Published online by Cambridge University Press: 07 May 2010
In this chapter, we outline the major social and economic processes that created a regional system in the central highlands. Our main interest will be to examine the linkages that developed between the mines and the agrarian sector during the colonial period and into the nineteenth century. An important part of this process was the strengthening of village institutions and the consolidation of small-scale economic enterprise in trade and agriculture. The expansion of local economic enterprise prior to the twentieth century and the class interests to which this gave rise show some important continuities with the effects of large-scale modern mining which we analyse in the next chapter.
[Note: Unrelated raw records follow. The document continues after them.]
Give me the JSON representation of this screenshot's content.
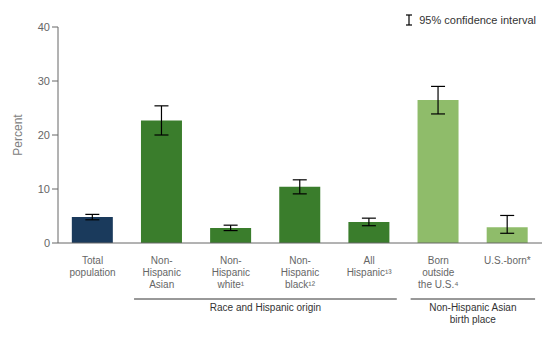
{
  "chart_data": {
    "type": "bar",
    "categories": [
      "Total\npopulation",
      "Non-\nHispanic\nAsian",
      "Non-\nHispanic\nwhite¹",
      "Non-\nHispanic\nblack¹²",
      "All\nHispanic¹³",
      "Born\noutside\nthe U.S.⁴",
      "U.S.-born*"
    ],
    "values": [
      4.8,
      22.7,
      2.8,
      10.4,
      3.9,
      26.5,
      2.9
    ],
    "errors_lower": [
      0.5,
      2.7,
      0.5,
      1.3,
      0.7,
      2.6,
      1.1
    ],
    "errors_upper": [
      0.5,
      2.7,
      0.5,
      1.3,
      0.7,
      2.5,
      2.2
    ],
    "error_label": "95% confidence interval",
    "colors": [
      "#1a3a5c",
      "#3a7d2c",
      "#3a7d2c",
      "#3a7d2c",
      "#3a7d2c",
      "#8fbc6a",
      "#8fbc6a"
    ],
    "ylabel": "Percent",
    "ylim": [
      0,
      40
    ],
    "yticks": [
      0,
      10,
      20,
      30,
      40
    ],
    "grid": false,
    "legend": "upper right",
    "groups": [
      {
        "label": "Race and Hispanic origin",
        "from": "Non-\nHispanic\nAsian",
        "to": "All\nHispanic¹³"
      },
      {
        "label": "Non-Hispanic Asian\nbirth place",
        "from": "Born\noutside\nthe U.S.⁴",
        "to": "U.S.-born*"
      }
    ]
  }
}
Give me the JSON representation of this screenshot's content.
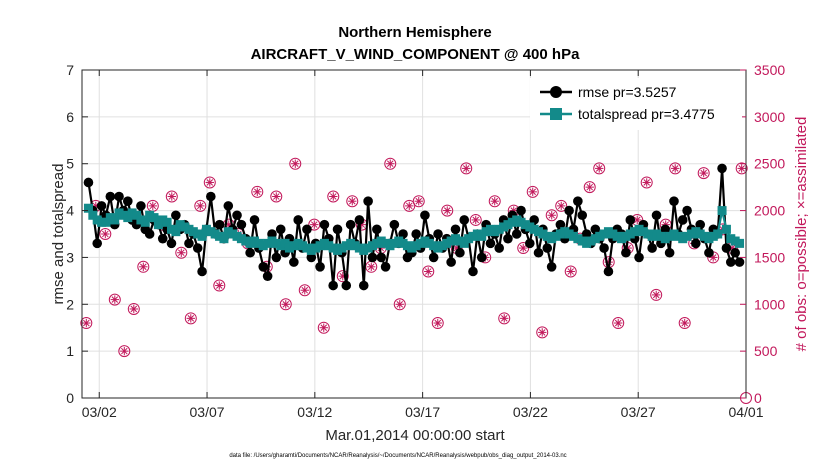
{
  "chart_data": {
    "type": "line",
    "title": "Northern Hemisphere",
    "subtitle": "AIRCRAFT_V_WIND_COMPONENT @ 400 hPa",
    "xlabel": "Mar.01,2014 00:00:00 start",
    "ylabel": "rmse and totalspread",
    "ylabel_right": "# of obs: o=possible; ×=assimilated",
    "footnote": "data file: /Users/gharamti/Documents/NCAR/Reanalysis/~/Documents/NCAR/Reanalysis/webpub/obs_diag_output_2014-03.nc",
    "x_tick_labels": [
      "03/02",
      "03/07",
      "03/12",
      "03/17",
      "03/22",
      "03/27",
      "04/01"
    ],
    "x_tick_days": [
      1,
      6,
      11,
      16,
      21,
      26,
      31
    ],
    "xlim": [
      0.2,
      31
    ],
    "ylim": [
      0,
      7
    ],
    "y_ticks": [
      0,
      1,
      2,
      3,
      4,
      5,
      6,
      7
    ],
    "ylim_right": [
      0,
      3500
    ],
    "y_ticks_right": [
      0,
      500,
      1000,
      1500,
      2000,
      2500,
      3000,
      3500
    ],
    "legend_position": "top-right",
    "grid": true,
    "colors": {
      "rmse": "#000000",
      "totalspread": "#138a8a",
      "obs": "#c2185b",
      "grid": "#e0e0e0"
    },
    "series": [
      {
        "name": "rmse",
        "legend": "rmse pr=3.5257",
        "axis": "left",
        "values": [
          4.6,
          4.0,
          3.3,
          4.1,
          3.9,
          4.3,
          3.7,
          4.3,
          4.0,
          4.2,
          3.8,
          3.7,
          4.1,
          3.6,
          3.5,
          3.8,
          3.7,
          3.4,
          3.6,
          3.3,
          3.9,
          3.6,
          3.7,
          3.3,
          3.5,
          3.2,
          2.7,
          3.6,
          4.3,
          3.5,
          3.7,
          3.4,
          4.1,
          3.6,
          3.9,
          3.7,
          3.4,
          3.1,
          3.8,
          3.2,
          2.8,
          2.6,
          3.5,
          3.0,
          3.6,
          3.1,
          3.4,
          2.9,
          3.8,
          3.2,
          3.6,
          3.0,
          3.3,
          2.8,
          3.7,
          3.4,
          2.4,
          3.6,
          3.1,
          2.4,
          3.7,
          3.3,
          3.8,
          2.4,
          4.2,
          3.0,
          3.6,
          3.0,
          2.8,
          3.3,
          3.7,
          3.3,
          3.5,
          3.0,
          3.1,
          3.5,
          3.2,
          3.9,
          3.4,
          3.0,
          3.5,
          3.2,
          3.4,
          2.9,
          3.6,
          3.1,
          3.8,
          3.4,
          2.7,
          3.5,
          3.0,
          3.7,
          3.3,
          3.5,
          3.2,
          3.8,
          3.4,
          3.9,
          3.5,
          4.0,
          3.6,
          3.3,
          3.8,
          3.1,
          3.6,
          3.2,
          2.8,
          3.5,
          3.7,
          3.4,
          4.0,
          3.6,
          4.2,
          3.9,
          3.5,
          3.3,
          3.6,
          3.4,
          3.2,
          2.7,
          3.4,
          3.6,
          3.5,
          3.1,
          3.8,
          3.4,
          3.0,
          3.7,
          3.5,
          3.2,
          3.9,
          3.3,
          3.6,
          3.1,
          4.2,
          3.5,
          3.8,
          4.0,
          3.6,
          3.3,
          3.7,
          3.4,
          3.1,
          3.6,
          3.5,
          4.9,
          3.2,
          2.9,
          3.1,
          2.9
        ],
        "marker": "circle"
      },
      {
        "name": "totalspread",
        "legend": "totalspread pr=3.4775",
        "axis": "left",
        "values": [
          4.05,
          3.9,
          3.8,
          3.75,
          3.75,
          3.85,
          3.8,
          3.95,
          3.9,
          3.85,
          3.95,
          3.9,
          3.8,
          3.75,
          3.9,
          3.85,
          3.7,
          3.8,
          3.75,
          3.6,
          3.55,
          3.7,
          3.65,
          3.6,
          3.55,
          3.5,
          3.45,
          3.6,
          3.55,
          3.5,
          3.45,
          3.4,
          3.55,
          3.5,
          3.45,
          3.4,
          3.35,
          3.3,
          3.35,
          3.3,
          3.25,
          3.3,
          3.35,
          3.3,
          3.25,
          3.3,
          3.2,
          3.25,
          3.3,
          3.25,
          3.2,
          3.15,
          3.2,
          3.25,
          3.3,
          3.25,
          3.2,
          3.15,
          3.2,
          3.25,
          3.3,
          3.25,
          3.2,
          3.15,
          3.2,
          3.25,
          3.3,
          3.35,
          3.3,
          3.25,
          3.3,
          3.35,
          3.3,
          3.25,
          3.2,
          3.25,
          3.3,
          3.35,
          3.3,
          3.25,
          3.2,
          3.25,
          3.3,
          3.35,
          3.4,
          3.35,
          3.3,
          3.4,
          3.45,
          3.5,
          3.45,
          3.55,
          3.6,
          3.55,
          3.6,
          3.65,
          3.7,
          3.75,
          3.8,
          3.75,
          3.7,
          3.65,
          3.6,
          3.55,
          3.5,
          3.45,
          3.4,
          3.45,
          3.5,
          3.55,
          3.5,
          3.45,
          3.4,
          3.35,
          3.3,
          3.35,
          3.4,
          3.45,
          3.5,
          3.55,
          3.5,
          3.45,
          3.4,
          3.45,
          3.5,
          3.55,
          3.6,
          3.55,
          3.5,
          3.45,
          3.5,
          3.45,
          3.4,
          3.45,
          3.5,
          3.45,
          3.4,
          3.45,
          3.5,
          3.55,
          3.5,
          3.45,
          3.4,
          3.45,
          3.5,
          4.0,
          3.6,
          3.4,
          3.35,
          3.3
        ],
        "marker": "square"
      },
      {
        "name": "obs_possible",
        "axis": "right",
        "marker": "open-circle",
        "values": [
          800,
          2050,
          1750,
          1050,
          500,
          950,
          1400,
          2050,
          1850,
          2150,
          1550,
          850,
          2050,
          2300,
          1200,
          1850,
          1750,
          1650,
          2200,
          1400,
          2150,
          1000,
          2500,
          1150,
          1850,
          750,
          2150,
          1300,
          2100,
          1850,
          1400,
          1600,
          2500,
          1000,
          2050,
          2100,
          1350,
          800,
          2000,
          1600,
          2450,
          1900,
          1500,
          2100,
          850,
          2000,
          1600,
          2200,
          700,
          1950,
          2050,
          1350,
          1700,
          2250,
          2450,
          1450,
          800,
          1600,
          1900,
          2300,
          1100,
          1850,
          2450,
          800,
          1650,
          2400,
          1500,
          1800,
          1600,
          2450,
          1750,
          1600,
          2300,
          1900,
          850,
          1450,
          1900,
          2000,
          1350,
          1700,
          850,
          1650,
          1900,
          2250,
          1400,
          2050,
          850,
          1550,
          2100,
          2400,
          1900,
          1400,
          1650,
          2250,
          1500,
          2350,
          1650,
          2300,
          1600,
          1950,
          2350,
          1400,
          1900,
          1600,
          1950,
          1150,
          2100,
          1400,
          1500,
          1950,
          1300,
          1800,
          2000,
          1600,
          1350,
          1850,
          2100,
          1500,
          1650,
          1800,
          700,
          2100,
          1750,
          2000,
          1500,
          1900,
          2400,
          2450,
          1450,
          1800,
          1950,
          1350,
          2000,
          2400,
          1600,
          1800,
          2400,
          1750,
          800,
          2150,
          1900,
          2350,
          1550,
          1700,
          1600,
          2450,
          850,
          1950,
          1500,
          1500
        ],
        "visible_count": 70
      },
      {
        "name": "obs_assimilated",
        "axis": "right",
        "marker": "star",
        "values": [
          800,
          2050,
          1750,
          1050,
          500,
          950,
          1400,
          2050,
          1850,
          2150,
          1550,
          850,
          2050,
          2300,
          1200,
          1850,
          1750,
          1650,
          2200,
          1400,
          2150,
          1000,
          2500,
          1150,
          1850,
          750,
          2150,
          1300,
          2100,
          1850,
          1400,
          1600,
          2500,
          1000,
          2050,
          2100,
          1350,
          800,
          2000,
          1600,
          2450,
          1900,
          1500,
          2100,
          850,
          2000,
          1600,
          2200,
          700,
          1950,
          2050,
          1350,
          1700,
          2250,
          2450,
          1450,
          800,
          1600,
          1900,
          2300,
          1100,
          1850,
          2450,
          800,
          1650,
          2400,
          1500,
          1800,
          1600,
          2450,
          1750,
          1600,
          2300,
          1900,
          850,
          1450,
          1900,
          2000,
          1350,
          1700,
          850,
          1650,
          1900,
          2250,
          1400,
          2050,
          850,
          1550,
          2100,
          2400,
          1900,
          1400,
          1650,
          2250,
          1500,
          2350,
          1650,
          2300,
          1600,
          1950,
          2350,
          1400,
          1900,
          1600,
          1950,
          1150,
          2100,
          1400,
          1500,
          1950,
          1300,
          1800,
          2000,
          1600,
          1350,
          1850,
          2100,
          1500,
          1650,
          1800,
          700,
          2100,
          1750,
          2000,
          1500,
          1900,
          2400,
          2450,
          1450,
          1800,
          1950,
          1350,
          2000,
          2400,
          1600,
          1800,
          2400,
          1750,
          800,
          2150,
          1900,
          2350,
          1550,
          1700,
          1600,
          2450,
          850,
          1950,
          1500,
          1500
        ]
      }
    ]
  }
}
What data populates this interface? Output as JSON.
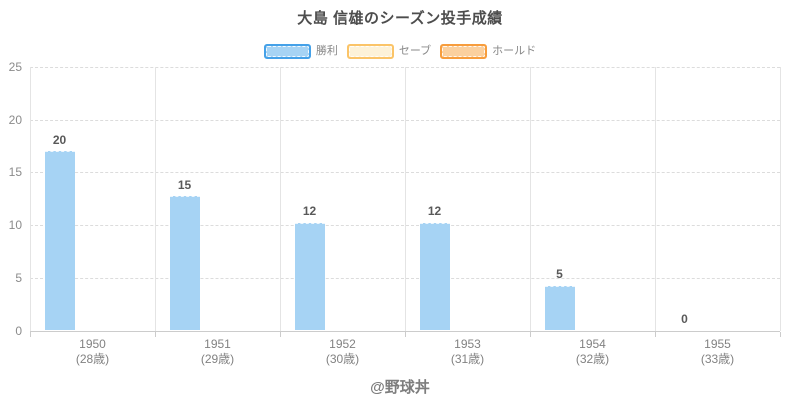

The colonial economy of the central highlands
Almost from the beginning of Spanish colonial rule, mining shaped the social and economic organization of the central highlands. From the seventeenth century, the Cerro de Pasco area developed as an important producer of silver and fry the late eighteenth century it was the major South American source, replacing Potosí (Fisher, n.d.: 21). In addition, the Santa Barbara mine at Huancavelica, to the immediate south of the area, was the primary American source of mercury, which was essential to the amalgamation process of silver extraction. The central highlands and especially the Mantaro valley provided labour, fodder, foodstuffs and timber for these mining complexes.
The relationship between mining and agriculture in the Peruvian Andes developed differently from the system of production that Palerm (1976) describes for colonial Mexico. The Mexican system was essentially based on large-scale mining enterprises which were serviced by haciendas, often owned by the mine owners, which in turn depended on the skills, labour and land reserves of the Indian communities.